${}^{108}\mathrm{Sn}$ studied with intermediate-energy Coulomb excitation

The unstable neutron-deficient ${}^{108}\mathrm{Sn}$ isotope has been studied in inverse kinematics by intermediate-energy Coulomb excitation using the RISING/FRS experimental setup at GSI. This is the highest Z nucleus studied so far with this method. Its reduced transition probability B (E2;0${}_{g.s.}^{+}\to 2_1^{+})$ has been measured for the first time. The extracted B($E2$) value of $0.230(57)e^2{b}^2$ has been determined relative to the known value in the stable ${}^{112}\mathrm{Sn}$ isotope. The result is discussed in the framework of recent large-scale shell model calculations performed with realistic effective interactions.
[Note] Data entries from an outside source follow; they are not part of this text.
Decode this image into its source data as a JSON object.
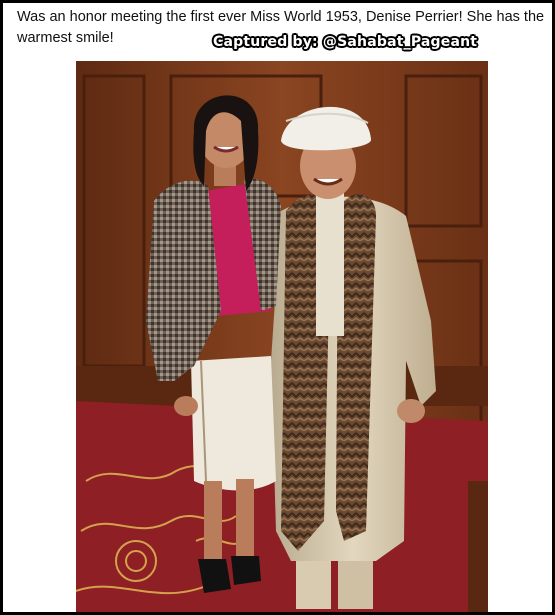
{
  "post": {
    "caption": "Was an honor meeting the first ever Miss World 1953, Denise Perrier! She has the warmest smile!",
    "watermark": "Captured by: @Sahabat_Pageant"
  },
  "colors": {
    "frame_border": "#000000",
    "background": "#ffffff",
    "wood_panel": "#7a3a1c",
    "carpet": "#8e1f24",
    "carpet_pattern": "#d4a24c",
    "blouse": "#c41e5b",
    "coat": "#d9cdb2",
    "fur": "#6b4a32"
  }
}
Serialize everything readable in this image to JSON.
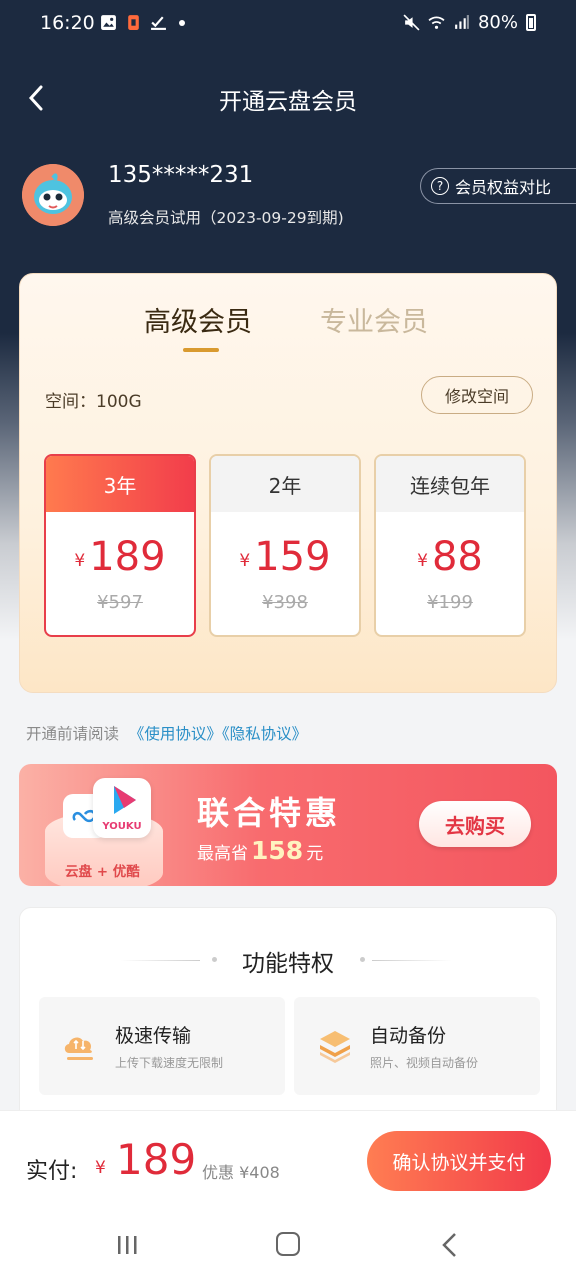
{
  "status_bar": {
    "time": "16:20",
    "battery": "80%"
  },
  "header": {
    "title": "开通云盘会员"
  },
  "user": {
    "phone": "135*****231",
    "membership": "高级会员试用（2023-09-29到期)",
    "compare_label": "会员权益对比"
  },
  "card": {
    "tabs": [
      {
        "label": "高级会员",
        "active": true
      },
      {
        "label": "专业会员",
        "active": false
      }
    ],
    "space_label": "空间：100G",
    "modify_label": "修改空间",
    "plans": [
      {
        "name": "3年",
        "currency": "¥",
        "price": "189",
        "original": "¥597",
        "selected": true
      },
      {
        "name": "2年",
        "currency": "¥",
        "price": "159",
        "original": "¥398",
        "selected": false
      },
      {
        "name": "连续包年",
        "currency": "¥",
        "price": "88",
        "original": "¥199",
        "selected": false
      }
    ]
  },
  "agreement": {
    "prefix": "开通前请阅读",
    "terms": "《使用协议》",
    "privacy": "《隐私协议》"
  },
  "promo": {
    "title": "联合特惠",
    "sub_prefix": "最高省",
    "sub_amount": "158",
    "sub_suffix": "元",
    "podium_text": "云盘 + 优酷",
    "youku_label": "YOUKU",
    "button": "去购买"
  },
  "features": {
    "title": "功能特权",
    "items": [
      {
        "name": "极速传输",
        "desc": "上传下载速度无限制",
        "icon": "cloud-transfer-icon"
      },
      {
        "name": "自动备份",
        "desc": "照片、视频自动备份",
        "icon": "layers-backup-icon"
      }
    ]
  },
  "pay": {
    "label": "实付:",
    "currency": "¥",
    "amount": "189",
    "discount": "优惠 ¥408",
    "button": "确认协议并支付"
  },
  "colors": {
    "accent_red": "#e02b3a",
    "header_bg": "#1c2a40",
    "gold": "#d99a2f",
    "link_blue": "#2a8fc7"
  }
}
The roles of particle-hole excitations of the ${}^{100}\mathrm{Sn}$ core and of the $Z=50$ shell gap for the E2 polarization are investigated.

Figure 1

De-excitation γ-ray lines following $0_{g.s.}^{+}\to 2_1^{+}$ Coulomb excitation of the ${}^{112,108}\mathrm{Sn}$ projectiles, respectively.

Figure 2

Calculated evolution of the proton ESPE with the neutron number N along the chain of Sn isotopes.

Figure 3

Comparison of measured $B(E2\uparrow$) values with LSSM predictions by taking into account ph core excitations. The $t=0$ curve corresponds to calculations only for the valence neutrons as active particles. The $t=2$ curve shows the major contribution as given by proton core excitations. The $t=4$ curves are shown for the whole tin chain in a truncated proton model space and untruncated in the gds major shell.